This isn't the same as how they say 'cookie' and we say 'biscuit' or how they say 'tomayto' and we say 'tomahto.' The words we choose when we talk about immigration are politically loaded. They are tools used to influence people on the issue. In this case, the term we use is a type of white cultural exceptionalism that attempts to separate us from the people we should be allied with.
When Enda Kenny went to Washington this week, he made a strong case for the United States making paths to citizenship easier for the approximately 50,000 Irish people who live and work there illegally. His argument was compelling. He said that those people travelled to live out the American dream that has been promised for generations, that , like the Star Spangled Banner preaches, they are brave, but they want to be free. Making a direct appeal to Donald Trump's fragile ego, he told him that Irish immigrants wanted to make America great again.
But, don't forget that Kenny was asking for exceptions to the rules, not a change to the rules. Obviously, as Ireland's leader his priority is Irish people, but the context of those comments shows whose side he is really on. He made that appeal during a day spent handing over a bowl of shamrock to the President and a hurley and sliotar to the Vice President. He sat there smiling while the Speaker of the House, Paul Ryan, knocked back a poorly poured pint of Guinness, while everyone, himself included, wore the most garish green clothes they could get their hands on. He bowed down while a group of American politicians took a day to joke around about Irish stereotypes and pay tribute to the mythical Ireland of their grandparents that no longer exists. In his effort to raise immigration, Kenny chose the side of the powerful elite, hoping that they might throw Ireland, and only Ireland, a few crumbs off the table because they feel positive about us.

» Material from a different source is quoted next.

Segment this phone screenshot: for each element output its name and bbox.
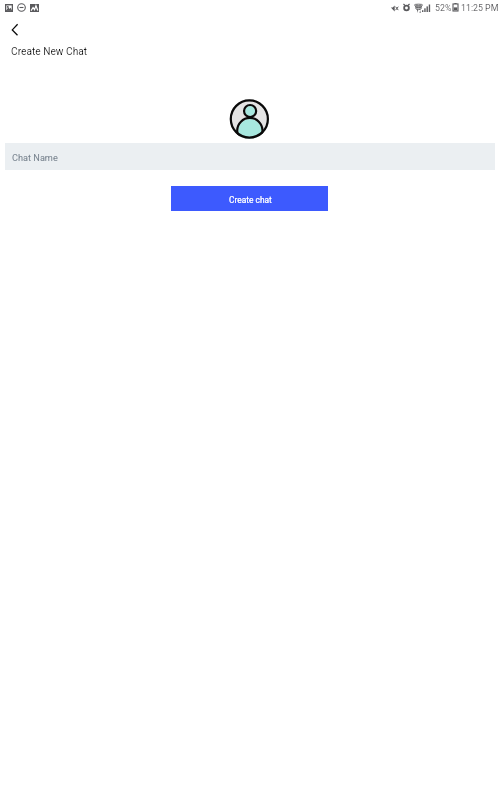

Although we might not like to admit it, Ireland is a small country that doesn't matter much in the grand scheme of things. We're a small island with 4.5 million people. There are about 50 cities worldwide that have bigger populations than our whole country. Outside of Europe and the Anglophone countries like Canada and Australia, most people wouldn't even know where we are on a map. We do punch above our weight on plenty of things and we have plenty to proud of, but we are not exceptional, even though we're sometimes treated as such.
When it comes down to it, Ireland's real allies on immigration are in Mexico, in Cuba, in the Dominican Republic, in the Middle East. They are the people who face the same legal problems as the Irish, who genuinely want to live and work and thrive the United States. But they don't get the same welcome. They don't get a yearly parade. They have no one like John F Kennedy that they can point to as a hero of their diaspora. The Irish are only exceptional because we are treated as such. It's a lot easier to assimilate into a country and garner sympathy, illegal or not when your skin is the same colour and plenty of Americans already share your last name.
Kenny gave into that. He sided with the oppressors, not the oppressed. He made no mention of Trump's race and religion based travel ban. He made no mention of the wall that would block off Mexico. When asking for the Irish to be accepted, he didn't ask that the 'bad hombres' might get a look in too. His approach was selfish and cowardly, trying to take advantage of the good will to the Irish while leaving the rest of the world behind. But it's not just Kenny. He represents Ireland, and we can be just as selfish too.
That's why we say 'undocumented' instead of 'illegal'. We use it define a difference between us and the Mexicans or the Indians that want to live in America too. We apply that same exceptionalism at home too. Ireland is a country that has relied on emigration for generations. Ireland has always struggled to provide for all its people, and that's why we travel all over the world looking for work in places like the UK, Canada, New Zealand, Australia, and, of course, the US. One of the reasons we're so accepted in America is because of the coffin ships that brought over countless numbers of our ancestors there while America was still only getting on its feet. The Irish filled a gap that those countries needed, building skyscrapers or laying railroads when they didn't have enough of a workforce to do it themselves. It's a positive relationship that has existed for centuries.
But we treat inward immigration differently. Ireland has no right to talk about any other country's role in the refugee crisis while still we maintain our cruel and shameful direct provision system. Even though we didn't have enough workers to keep up with demand during the boom years, we still saw the Polish and Lithuanians who came to fill that gap, just as we did over the years in London, Sydney, and Boston, as a different people who were coming here to 'steal' jobs. The institutionalised Catholicism that still persists makes it difficult for anyone of a different religion to really assimilate.
But, when we go abroad, we expect to get the Ceád Mhile Fáilte that we boast about, and, as Enda Kenny showed on Thursday, we're willing to align ourselves with anyone that is willing to help us, even if that means laughing and joking with a man who was visibly upset on the day after a court held up his latest attempt to ban immigrants based on their race and religion. If previous trips to Washington are anything to go by, nothing will come of Kenny's call for Irish exceptionalism.
Instead, he missed an opportunity to stand in solidarity with the other people that are going to suffer under the Trump regime.